Ce serait pour eux l’occasion de réviser leur assertion selon laquelle « des dizaines de milliers de dispositifs “d’aller-vers” les populations les plus précaires […] ont été déployées » alors que ces dispositifs ont été inventés par des acteurs de terrain, sans l’aide et parfois même contre les pouvoirs publics. Ont-ils, et à titre d’exemple, jugé intelligent de refuser l’accès aux hôpitaux aux patients qui venaient consulter sans un « pass sanitaire » (règle qui ne fut levée que le 30 juin dernier), mesure « booster » (pour reprendre leur vocable) à laquelle dérogèrent d’innombrables médecins pour convaincre les rétifs de se faire vacciner plutôt que les « emmerder », souvent avec succès.
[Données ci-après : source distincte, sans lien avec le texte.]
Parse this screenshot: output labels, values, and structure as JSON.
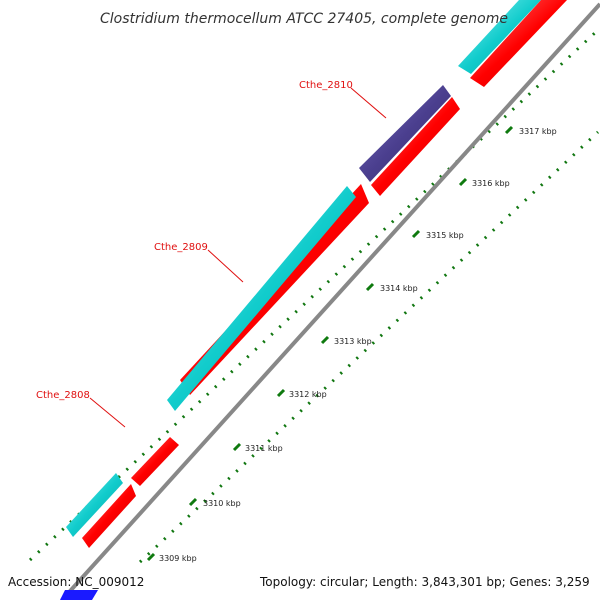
{
  "title": "Clostridium thermocellum ATCC 27405, complete genome",
  "accession": "Accession: NC_009012",
  "stats": "Topology: circular; Length: 3,843,301 bp; Genes: 3,259",
  "colors": {
    "gene": "#00cccc",
    "gene_highlight": "#4b3f8f",
    "cds": "#ff0000",
    "backbone": "#888888",
    "tick_major": "#0f7a0f",
    "tick_minor": "#117711",
    "label": "#e01010",
    "feature_blue": "#1a1aff"
  },
  "gene_labels": [
    {
      "name": "Cthe_2810"
    },
    {
      "name": "Cthe_2809"
    },
    {
      "name": "Cthe_2808"
    }
  ],
  "ticks": [
    "3309 kbp",
    "3310 kbp",
    "3311 kbp",
    "3312 kbp",
    "3313 kbp",
    "3314 kbp",
    "3315 kbp",
    "3316 kbp",
    "3317 kbp"
  ]
}
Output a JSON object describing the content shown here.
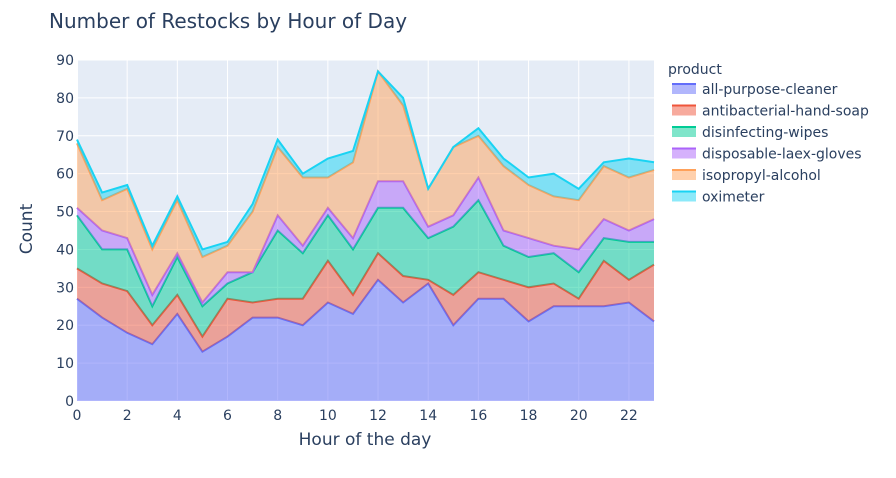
{
  "chart_data": {
    "type": "area",
    "title": "Number of Restocks by Hour of Day",
    "xlabel": "Hour of the day",
    "ylabel": "Count",
    "xlim": [
      0,
      23
    ],
    "ylim": [
      0,
      90
    ],
    "x_ticks": [
      0,
      2,
      4,
      6,
      8,
      10,
      12,
      14,
      16,
      18,
      20,
      22
    ],
    "y_ticks": [
      0,
      10,
      20,
      30,
      40,
      50,
      60,
      70,
      80,
      90
    ],
    "stacked": true,
    "grid": true,
    "plot_background": "#e5ecf6",
    "legend_title": "product",
    "legend_position": "right",
    "x": [
      0,
      1,
      2,
      3,
      4,
      5,
      6,
      7,
      8,
      9,
      10,
      11,
      12,
      13,
      14,
      15,
      16,
      17,
      18,
      19,
      20,
      21,
      22,
      23
    ],
    "series": [
      {
        "name": "all-purpose-cleaner",
        "color": "#636efa",
        "values": [
          27,
          22,
          18,
          15,
          23,
          13,
          17,
          22,
          22,
          20,
          26,
          23,
          32,
          26,
          31,
          20,
          27,
          27,
          21,
          25,
          25,
          25,
          26,
          21
        ]
      },
      {
        "name": "antibacterial-hand-soap",
        "color": "#ef553b",
        "values": [
          8,
          9,
          11,
          5,
          5,
          4,
          10,
          4,
          5,
          7,
          11,
          5,
          7,
          7,
          1,
          8,
          7,
          5,
          9,
          6,
          2,
          12,
          6,
          15
        ]
      },
      {
        "name": "disinfecting-wipes",
        "color": "#00cc96",
        "values": [
          14,
          9,
          11,
          5,
          10,
          8,
          4,
          8,
          18,
          12,
          12,
          12,
          12,
          18,
          11,
          18,
          19,
          9,
          8,
          8,
          7,
          6,
          10,
          6
        ]
      },
      {
        "name": "disposable-laex-gloves",
        "color": "#ab63fa",
        "values": [
          2,
          5,
          3,
          3,
          1,
          1,
          3,
          0,
          4,
          2,
          2,
          3,
          7,
          7,
          3,
          3,
          6,
          4,
          5,
          2,
          6,
          5,
          3,
          6
        ]
      },
      {
        "name": "isopropyl-alcohol",
        "color": "#ffa15a",
        "values": [
          17,
          8,
          13,
          12,
          14,
          12,
          7,
          16,
          18,
          18,
          8,
          20,
          29,
          20,
          10,
          18,
          11,
          17,
          14,
          13,
          13,
          14,
          14,
          13
        ]
      },
      {
        "name": "oximeter",
        "color": "#19d3f3",
        "values": [
          1,
          2,
          1,
          1,
          1,
          2,
          1,
          2,
          2,
          1,
          5,
          3,
          0,
          2,
          0,
          0,
          2,
          2,
          2,
          6,
          3,
          1,
          5,
          2
        ]
      }
    ]
  }
}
Gageons que le nombre de vaccinés ainsi gagné ne figurera jamais dans aucune statistique. Le concepteur d’une politique dort toujours mieux en s’en attribuant les succès, tout en laissant de préférence les échecs aux acteurs – des hauts gradés le firent en temps de guerre.
Mais il y a plus grave. Comme l’écrit Fabrice Humbert[5], « l’excès s’est emparé de la pensée, ce qui lui assure la fausseté et l’erreur [et se nourrit] de sa propre ivresse ». Cet excès qui n’est pas toujours si grave en politique politicienne (c’en est un peu le jeu) l’est beaucoup plus dans le champ académique, champ dont la force repose sur des assertions fondées, argumentées et documentées auxquelles répondent des assertions contradictoires de même niveau qui ne déforment pas l’objet de leurs critiques. Tout le plaisir intellectuel de lire de telles disputations résulte d’ailleurs de cette honnêteté réciproque. Ainsi, traduire l’équité et la justesse prônées par ce Tract (en proportionnant les actes de santé publique aux besoins de chacun) en « mesures discriminatoires », c’est tuer ni plus ni moins le champ académique, fondre la science dans le bouillon polémique et abdiquer devant CNews.
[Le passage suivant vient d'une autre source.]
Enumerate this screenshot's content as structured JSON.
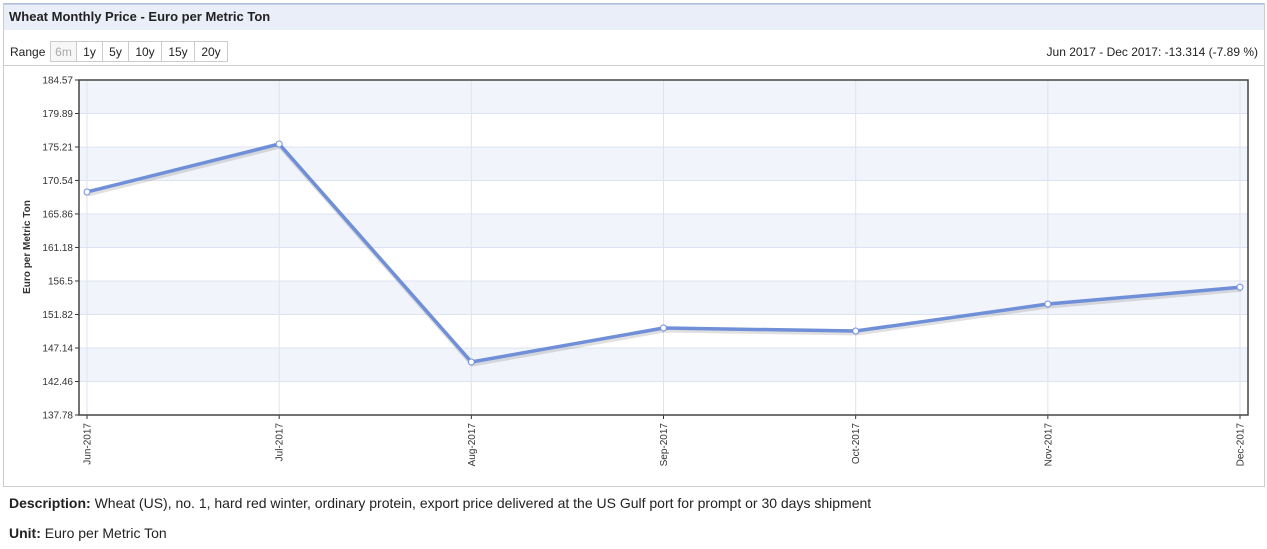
{
  "chart_data": {
    "type": "line",
    "title": "Wheat Monthly Price - Euro per Metric Ton",
    "range_label": "Range",
    "range_buttons": [
      "6m",
      "1y",
      "5y",
      "10y",
      "15y",
      "20y"
    ],
    "range_summary": "Jun 2017 - Dec 2017: -13.314 (-7.89 %)",
    "y_label": "Euro per Metric Ton",
    "categories": [
      "Jun-2017",
      "Jul-2017",
      "Aug-2017",
      "Sep-2017",
      "Oct-2017",
      "Nov-2017",
      "Dec-2017"
    ],
    "values": [
      168.93,
      175.63,
      145.18,
      149.93,
      149.51,
      153.28,
      155.62
    ],
    "color": "#6f8fd8",
    "ylim": [
      137.78,
      184.57
    ],
    "yticks": [
      137.78,
      142.46,
      147.14,
      151.82,
      156.5,
      161.18,
      165.86,
      170.54,
      175.21,
      179.89,
      184.57
    ],
    "grid": true
  },
  "description": {
    "label": "Description:",
    "text": "Wheat (US), no. 1, hard red winter, ordinary protein, export price delivered at the US Gulf port for prompt or 30 days shipment"
  },
  "unit": {
    "label": "Unit:",
    "text": "Euro per Metric Ton"
  }
}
Au fond, cet article est moins à lire pour ce qu’il crée de fausses nouvelles et de vérités alternatives que pour ce qu’il révèle de l’épuisement de la pensée dans le débat public. Même si notre plaisir intellectuel en pâtit et la démocratie en souffre, à une époque où l’expertise s’est substituée à l’expérience, l’argutie à l’argument et l’invective à l’éloquence, c’est un symptôme et il est instructif.
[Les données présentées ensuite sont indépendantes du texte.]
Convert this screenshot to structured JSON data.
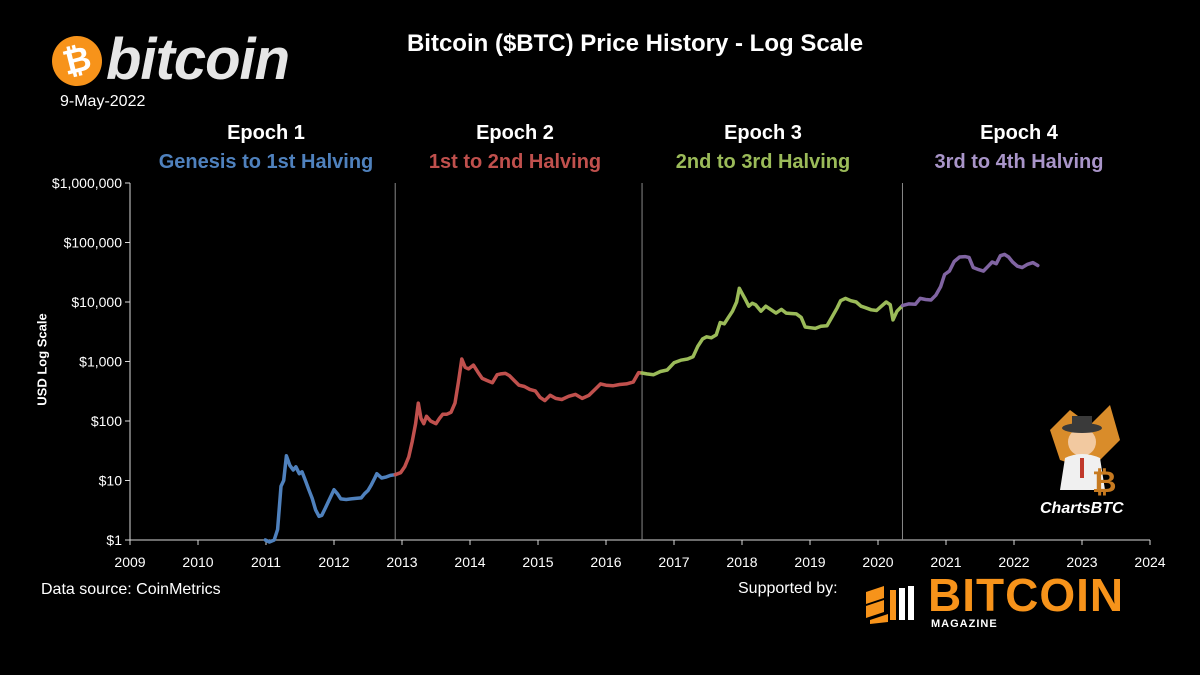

Enfin, il faut bien ajouter ce détail : en « sciences » (puisque ce mot figure en titre de leur article), la validité d’une publication souffre des conflits d’intérêt de ses auteurs. Impliqués dans la gestion gouvernementale de la crise, quatre d’entre eux partagèrent sans retenue le privilège des grands de voir les catastrophes d’une terrasse[6]. Daniel Benamouzig est membre du Conseil scientifique Covid présidé par Jean-François Delfraissy, François Bourdillon fut directeur de Santé Publique France de 2016 à 2019, Mélanie Heard et Florence Jusot sont membres du Conseil d’orientation de la stratégie vaccinale contre le Covid-19, lui-même présidé par Alain Fischer. Tous satellites de Jupiter. Frédéric Sawicki, lui, n’est pas chercheur en santé. Aussi ne saurions-nous ranger leur article dans le champ scientifique sans trembler de scrupules. Sur l’étagère pamphlets, plutôt.